If $X$ is normal, of course, the answer is yes, as making the covariance $\Sigma_X$ isotropic will do it, as uncorrelated and independent are the same for normal distributions. But what about for an arbitrary random vector $X?$ I'd guess the general answer is no, but then is there a characterization of random vectors $X\in \mathbb{R}^n$ so that there exists a diffeomorphic transformation $\phi: \mathbb{R}^n \to \mathbb{R}^n$ so that the co-ordinates $(Y_1 \dots Y_n)$ of $Y=\phi(X)$ are independent?
Let $F_i(x_1, ..., x_{i-1},\, \cdot\,)$ be the conditional cdf of $X_i$ given $(X_1, ..., X_{i-1}) = (x_1, ..., x_{i-1})$, i.e. \begin{equation} F_i(x_1, ..., x_i) = \mathbb{P}\left.\left( X_i \leq x_i \right|X_1 = x_1, ..., X_{i-1} = x_{i-1}\right). \end{equation} If the distribution functions $F_1, ..., F_n$ are continuous (e.g. when $(X_1, ..., X_n)$ has a density), $\phi(X_1, ..., X_n) = (F_1(X_1), F_2(X_1, X_2), ..., F_n(X_1, ..., X_n)) \sim (U_1, ..., U_n)$ where the $U_i$ are i.i.d. uniform.
The reason this holds is a combination of the probability integral transform and the chain rule.

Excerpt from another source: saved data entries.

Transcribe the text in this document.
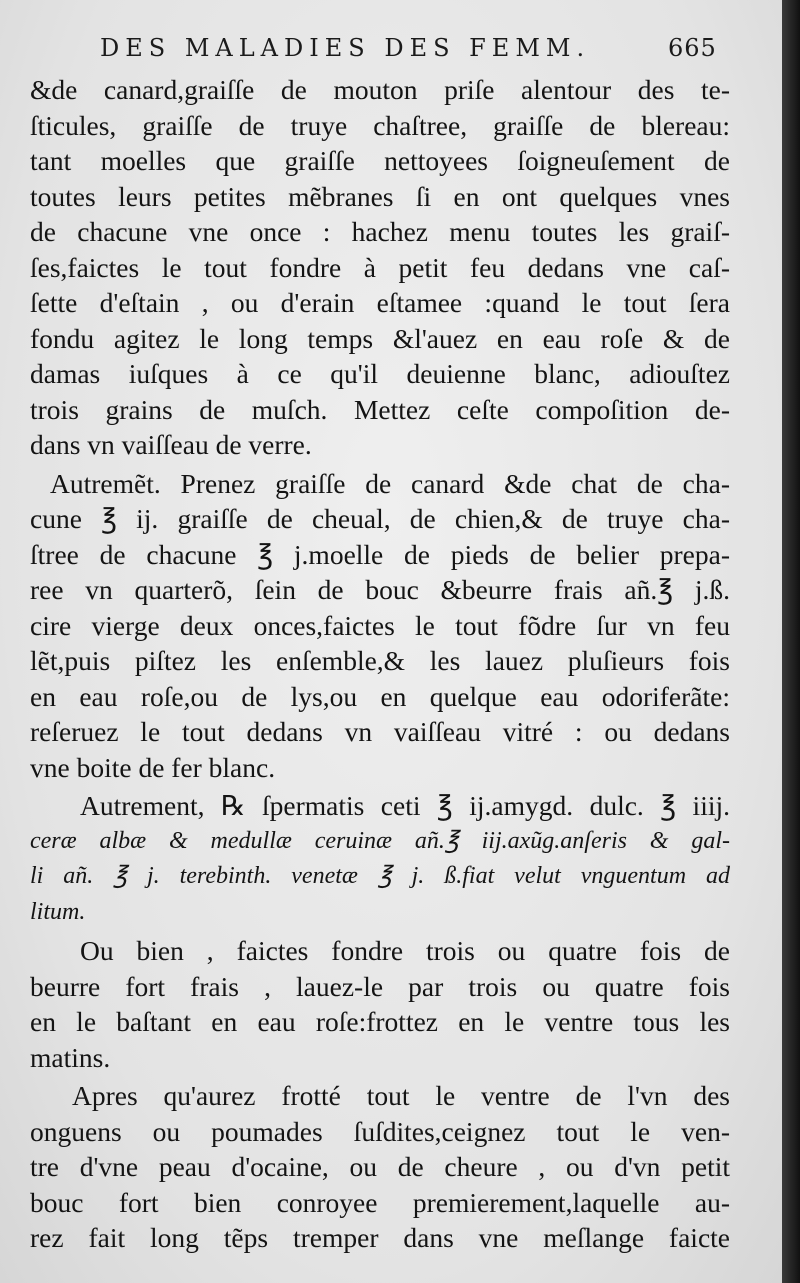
DES MALADIES DES FEMM.	665
&de canard,graiſſe de mouton priſe alentour des te-
ſticules, graiſſe de truye chaſtree, graiſſe de blereau:
tant moelles que graiſſe nettoyees ſoigneuſement de
toutes leurs petites mẽbranes ſi en ont quelques vnes
de chacune vne once : hachez menu toutes les graiſ-
ſes,faictes le tout fondre à petit feu dedans vne caſ-
ſette d'eſtain , ou d'erain eſtamee :quand le tout ſera
fondu agitez le long temps &l'auez en eau roſe & de
damas iuſques à ce qu'il deuienne blanc, adiouſtez
trois grains de muſch. Mettez ceſte compoſition de-
dans vn vaiſſeau de verre.
Autremẽt. Prenez graiſſe de canard &de chat de cha-
cune ℥ ij. graiſſe de cheual, de chien,& de truye cha-
ſtree de chacune ℥ j.moelle de pieds de belier prepa-
ree vn quarterõ, ſein de bouc &beurre frais añ.℥ j.ß.
cire vierge deux onces,faictes le tout fõdre ſur vn feu
lẽt,puis piſtez les enſemble,& les lauez pluſieurs fois
en eau roſe,ou de lys,ou en quelque eau odoriferãte:
reſeruez le tout dedans vn vaiſſeau vitré : ou dedans
vne boite de fer blanc.
Autrement, ℞ ſpermatis ceti ℥ ij.amygd. dulc. ℥ iiij.
ceræ albæ & medullæ ceruinæ añ.℥ iij.axũg.anſeris & gal-
li añ. ℥ j. terebinth. venetæ ℥ j. ß.fiat velut vnguentum ad
litum.
Ou bien , faictes fondre trois ou quatre fois de
beurre fort frais , lauez-le par trois ou quatre fois
en le baſtant en eau roſe:frottez en le ventre tous les
matins.
Apres qu'aurez frotté tout le ventre de l'vn des
onguens ou poumades ſuſdites,ceignez tout le ven-
tre d'vne peau d'ocaine, ou de cheure , ou d'vn petit
bouc fort bien conroyee premierement,laquelle au-
rez fait long tẽps tremper dans vne meſlange faicte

Let us consider the case $n=2$ for illustration. Write $F : \mathbb{R}^2 \to [0,1]^2$ for the map $F(x_1, x_2) = (F_1(x_1), F_2(x_1, x_2))$ and note that $F$ is invertible. The joint density of $(U_1, U_2)$ is given by \begin{equation} p_{U_1, U_2}(u_1, u_2) = p_{X_1, X_2}(F^{-1}(u_1, u_2)) \left\lvert \frac{\partial (U_1, U_2)}{\partial(X_1, X_2)}\right\rvert^{-1} \end{equation} for $u_1, u_2 \in [0,1]$. Now, the Jacobian term takes the form \begin{equation}\label{lol} \left\lvert\begin{pmatrix} p_{X_1} & 0 \\ \times & p_{X_2 | X_1} \end{pmatrix}\right\rvert = p_{X_1} p_{X_2 | X_1} = p_{X_1, X_2} \end{equation} where the precise value of $\times$ is irrelevant. Plugging this into our expression for the density of $(U_1, U_2)$ we get \begin{equation} p_{U_1, U_2}(u_1, u_2) = \mathbb{I}(u_1, u_2 \in [0,1]) \end{equation} as claimed.